We pushed a new service version that changed our component prop API. The deployment went smooth on staging, but production had way more concurrent consumers than we tested. Old clients couldn't parse the new response shape. By the time we noticed the error spike, half our customers were getting 422s.
The rollback took forever because we had zero automation around it. Someone had to manually revert in ArgoCD, wait for the new pods to spin up, then check dashboards. Nightmare.
What I'm doing differently now:
Canary deployments for anything touching APIs. We're using ArgoCD's canary support to push to 10% of replicas first, run synthetic checks against real traffic patterns for 5 minutes, then proceed or auto-rollback.

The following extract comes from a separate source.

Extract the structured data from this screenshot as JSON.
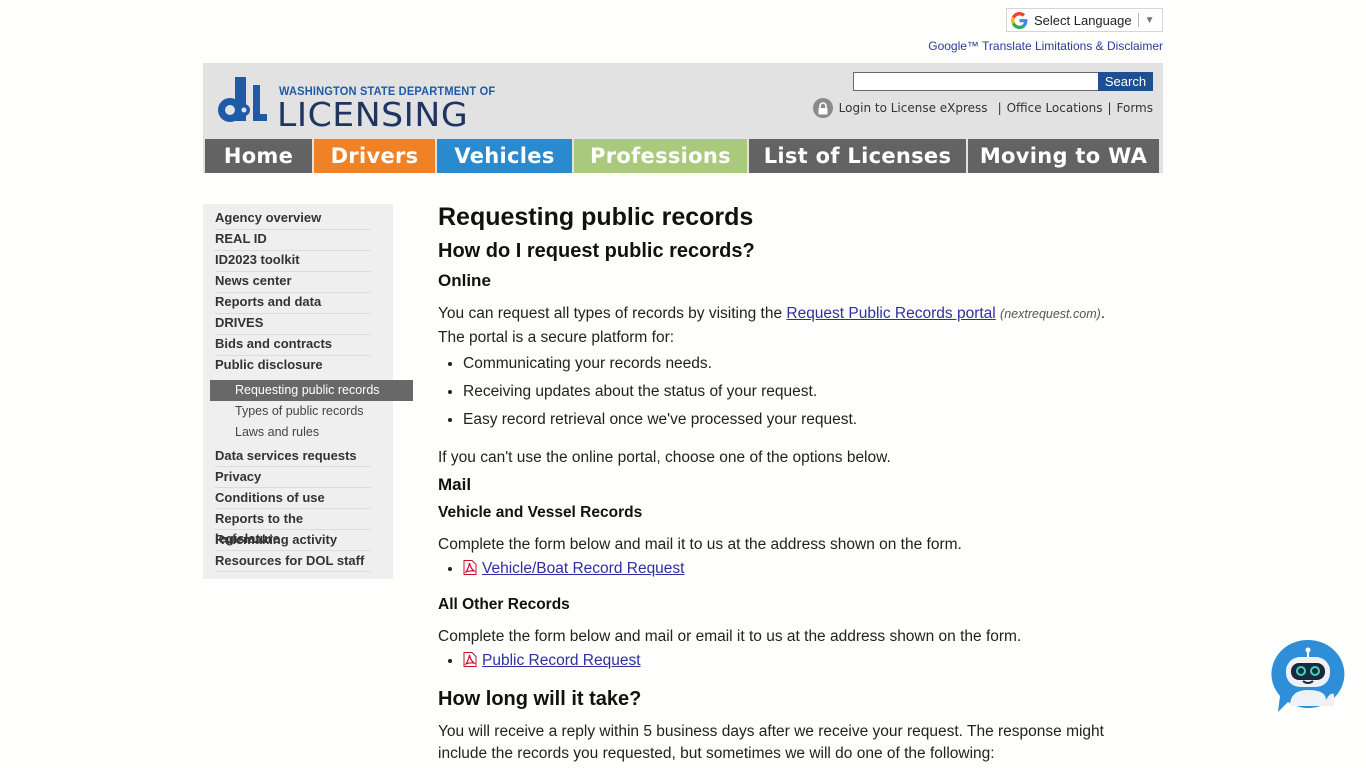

Contract tests before merge. We generate a client SDK from our OpenAPI spec and run it against the new service in CI. Catches breaking changes before they leave your branch.
Pod disruption budgets. We had minAvailable: 0 like idiots. Now we enforce minAvailable: 1 so k8s never terminates everything at once during deployments.
apiVersion: policy/v1
kind: PodDisruptionBudget
metadata:
name: api-service-pdb
spec:
minAvailable: 1
selector:
matchLabels:
app: api-service
The canary thing alone saved us from three bad deploys in the last month. Would've paid for the engineering time ten times over by now.
Marcus Chen
Full-stack engineer. Building with React and Go.

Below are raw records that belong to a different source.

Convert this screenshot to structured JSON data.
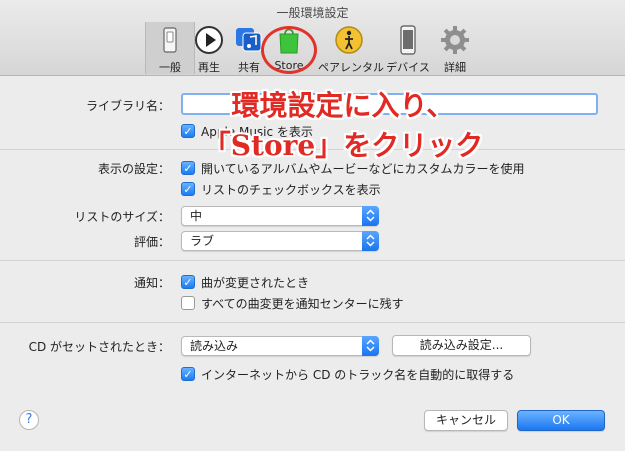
{
  "window": {
    "title": "一般環境設定"
  },
  "toolbar": {
    "items": [
      {
        "label": "一般",
        "icon": "switch-icon"
      },
      {
        "label": "再生",
        "icon": "play-icon"
      },
      {
        "label": "共有",
        "icon": "music-share-icon"
      },
      {
        "label": "Store",
        "icon": "store-bag-icon"
      },
      {
        "label": "ペアレンタル",
        "icon": "parental-icon"
      },
      {
        "label": "デバイス",
        "icon": "device-icon"
      },
      {
        "label": "詳細",
        "icon": "gear-icon"
      }
    ],
    "active": "一般"
  },
  "annotation": {
    "line1": "環境設定に入り、",
    "line2": "「Store」をクリック",
    "color": "#e02a23"
  },
  "library": {
    "label": "ライブラリ名：",
    "value": "",
    "apple_music": {
      "label": "Apple Music を表示",
      "checked": true
    }
  },
  "display": {
    "label": "表示の設定：",
    "options": [
      {
        "label": "開いているアルバムやムービーなどにカスタムカラーを使用",
        "checked": true
      },
      {
        "label": "リストのチェックボックスを表示",
        "checked": true
      }
    ]
  },
  "list_size": {
    "label": "リストのサイズ：",
    "value": "中"
  },
  "rating": {
    "label": "評価：",
    "value": "ラブ"
  },
  "notifications": {
    "label": "通知：",
    "options": [
      {
        "label": "曲が変更されたとき",
        "checked": true
      },
      {
        "label": "すべての曲変更を通知センターに残す",
        "checked": false
      }
    ]
  },
  "cd": {
    "label": "CD がセットされたとき：",
    "value": "読み込み",
    "settings_button": "読み込み設定...",
    "fetch_names": {
      "label": "インターネットから CD のトラック名を自動的に取得する",
      "checked": true
    }
  },
  "footer": {
    "help": "?",
    "cancel": "キャンセル",
    "ok": "OK"
  },
  "colors": {
    "accent": "#1b77f0",
    "annotation": "#e02a23"
  }
}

This is exactly why we always deploy behind feature flags now. Changed our Go API response last year, wrapped it in a flag defaulting to the old shape, then slowly rolled out the new format over a week while monitoring client compatibility.

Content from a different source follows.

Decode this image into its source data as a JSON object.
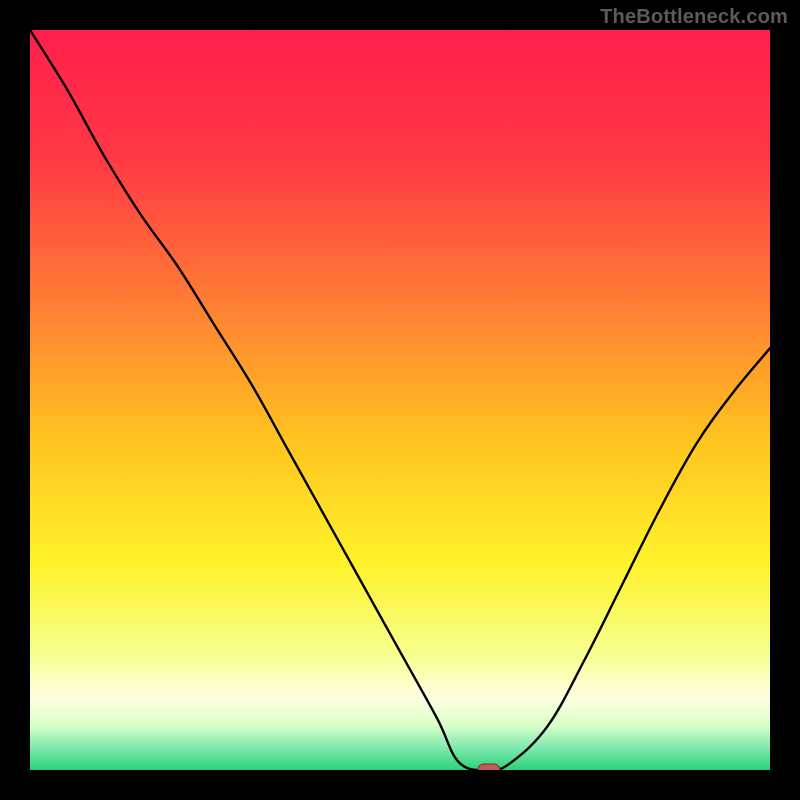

The rollback automation piece matters too though. We have a simple bash script that reverts the last commit and triggers CI/CD. Takes 90 seconds. Not fancy but it's saved us multiple times when something hits prod that didn't show up in staging load tests.
The gap between staging load and production is real. We now run load tests that mirror actual traffic patterns pulled from prod metrics. Changed everything.